From this forum, I learned how to use the random weighted sampler to pull more of the minority class than the majority class. How would I calculate the batches correctly to make sure all of my images are used?

Here is my code for the weighted sampler:

batch_size = 10
class_sample_count = [46699, 17739] 
weights = 1 / torch.Tensor(class_sample_count)
sample_weights = weights[target]
weights = weights.double()
sampler = torch.utils.data.sampler.WeightedRandomSampler(
    weights=sample_weights,
    num_samples=len(sample_weights),
    replacement=True)
#trainloader = torch.utils.data.DataLoader(trainDataset, batch_size = batch_size, sampler = sampler)

train_loader = DataLoader(roof, batch_size=10, sampler = sampler)

So with a batch size of 10, I would run 6444 batches per epoch to get all of the images through. How would I do it with a random weighted sampler?

You want to see all images at least once?
I’m not sure you can be sure of this. as you could set a very small probability on one sample which would make it very unlikely to be drawn.

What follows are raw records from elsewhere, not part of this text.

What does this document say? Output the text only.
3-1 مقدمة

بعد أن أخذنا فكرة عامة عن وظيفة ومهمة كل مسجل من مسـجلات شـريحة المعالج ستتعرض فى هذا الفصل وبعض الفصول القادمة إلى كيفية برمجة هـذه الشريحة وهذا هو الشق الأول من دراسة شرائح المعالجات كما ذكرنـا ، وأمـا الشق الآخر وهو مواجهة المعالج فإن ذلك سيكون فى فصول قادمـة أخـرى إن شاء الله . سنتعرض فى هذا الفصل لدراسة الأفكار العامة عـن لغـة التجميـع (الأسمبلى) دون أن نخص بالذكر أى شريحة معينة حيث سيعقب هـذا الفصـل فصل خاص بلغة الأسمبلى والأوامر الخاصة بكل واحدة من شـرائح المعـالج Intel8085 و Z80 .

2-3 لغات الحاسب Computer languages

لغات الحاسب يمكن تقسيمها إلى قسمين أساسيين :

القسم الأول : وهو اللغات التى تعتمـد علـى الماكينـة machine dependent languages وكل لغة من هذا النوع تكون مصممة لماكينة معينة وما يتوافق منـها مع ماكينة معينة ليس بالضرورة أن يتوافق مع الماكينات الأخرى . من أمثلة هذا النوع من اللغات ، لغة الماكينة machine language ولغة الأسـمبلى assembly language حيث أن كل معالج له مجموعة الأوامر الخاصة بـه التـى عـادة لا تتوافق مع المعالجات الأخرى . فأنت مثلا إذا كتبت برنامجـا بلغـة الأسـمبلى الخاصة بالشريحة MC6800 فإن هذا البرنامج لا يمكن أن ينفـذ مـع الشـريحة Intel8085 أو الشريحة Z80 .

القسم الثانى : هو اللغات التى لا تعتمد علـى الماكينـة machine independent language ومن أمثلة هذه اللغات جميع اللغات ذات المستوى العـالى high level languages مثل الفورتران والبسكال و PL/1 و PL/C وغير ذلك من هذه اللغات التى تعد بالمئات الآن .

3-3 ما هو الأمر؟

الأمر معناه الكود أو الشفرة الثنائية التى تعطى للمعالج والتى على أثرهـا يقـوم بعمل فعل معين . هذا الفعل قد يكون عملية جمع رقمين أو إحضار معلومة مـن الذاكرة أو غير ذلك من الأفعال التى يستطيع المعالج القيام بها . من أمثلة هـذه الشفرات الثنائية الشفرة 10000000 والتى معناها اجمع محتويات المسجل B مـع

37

Thank you. What if I want to see the positive class at least one (the minority class). Is that essentially, what it’s doing?

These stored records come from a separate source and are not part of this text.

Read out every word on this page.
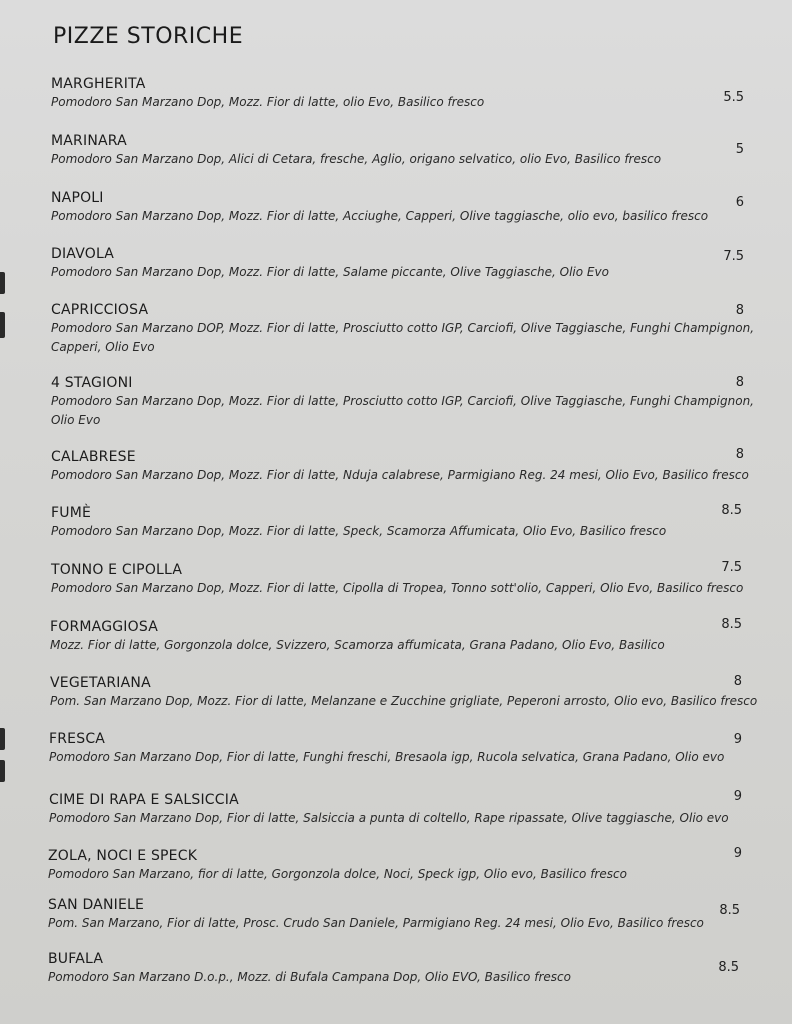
PIZZE STORICHE
MARGHERITA
Pomodoro San Marzano Dop, Mozz. Fior di latte, olio Evo, Basilico fresco	5.5
MARINARA
Pomodoro San Marzano Dop, Alici di Cetara, fresche, Aglio, origano selvatico, olio Evo, Basilico fresco
5
NAPOLI
Pomodoro San Marzano Dop, Mozz. Fior di latte, Acciughe, Capperi, Olive taggiasche, olio evo, basilico fresco
6
DIAVOLA
Pomodoro San Marzano Dop, Mozz. Fior di latte, Salame piccante, Olive Taggiasche, Olio Evo
7.5
CAPRICCIOSA
Pomodoro San Marzano DOP, Mozz. Fior di latte, Prosciutto cotto IGP, Carciofi, Olive Taggiasche, Funghi Champignon,
Capperi, Olio Evo
8
4 STAGIONI
Pomodoro San Marzano Dop, Mozz. Fior di latte, Prosciutto cotto IGP, Carciofi, Olive Taggiasche, Funghi Champignon,
Olio Evo
8
CALABRESE
Pomodoro San Marzano Dop, Mozz. Fior di latte, Nduja calabrese, Parmigiano Reg. 24 mesi, Olio Evo, Basilico fresco
8
FUMÈ
Pomodoro San Marzano Dop, Mozz. Fior di latte, Speck, Scamorza Affumicata, Olio Evo, Basilico fresco
8.5
TONNO E CIPOLLA
Pomodoro San Marzano Dop, Mozz. Fior di latte, Cipolla di Tropea, Tonno sott'olio, Capperi, Olio Evo, Basilico fresco
7.5
FORMAGGIOSA
Mozz. Fior di latte, Gorgonzola dolce, Svizzero, Scamorza affumicata, Grana Padano, Olio Evo, Basilico
8.5
VEGETARIANA
Pom. San Marzano Dop, Mozz. Fior di latte, Melanzane e Zucchine grigliate, Peperoni arrosto, Olio evo, Basilico fresco
8
FRESCA
Pomodoro San Marzano Dop, Fior di latte, Funghi freschi, Bresaola igp, Rucola selvatica, Grana Padano, Olio evo
9
CIME DI RAPA E SALSICCIA
Pomodoro San Marzano Dop, Fior di latte, Salsiccia a punta di coltello, Rape ripassate, Olive taggiasche, Olio evo
9
ZOLA, NOCI E SPECK
Pomodoro San Marzano, fior di latte, Gorgonzola dolce, Noci, Speck igp, Olio evo, Basilico fresco
9
SAN DANIELE
Pom. San Marzano, Fior di latte, Prosc. Crudo San Daniele, Parmigiano Reg. 24 mesi, Olio Evo, Basilico fresco
8.5
BUFALA
Pomodoro San Marzano D.o.p., Mozz. di Bufala Campana Dop, Olio EVO, Basilico fresco
8.5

I don’t think you can get such guarantees.
But you can check the doc. It will sample the number of elements you asked for with the given probabilities. So in theory anything can happen. But if you sample enough samples, you can be sure it will be enough. Note that num_samples does not have to be the size of sample_weights.

Ok. Last question then (on this topic :wink: ) Can I artificially set how I want the model to sample? So if I wanted equally sampling amongst the positive and negative class, Do Set sample_weights to [.5, .5] and that should pull equal amounts of positive/negative samples regardless if I have 3 to 1 negative over positive samples?

You cannot provide weights for specific classes right?
You need to set it for each sample. So you can give 1/num_samples to each sample to get a uniform sampling.
But with the weights you have in your first post, it should draw the same number of each classes as your weight is proportional to the number of elements available for that class.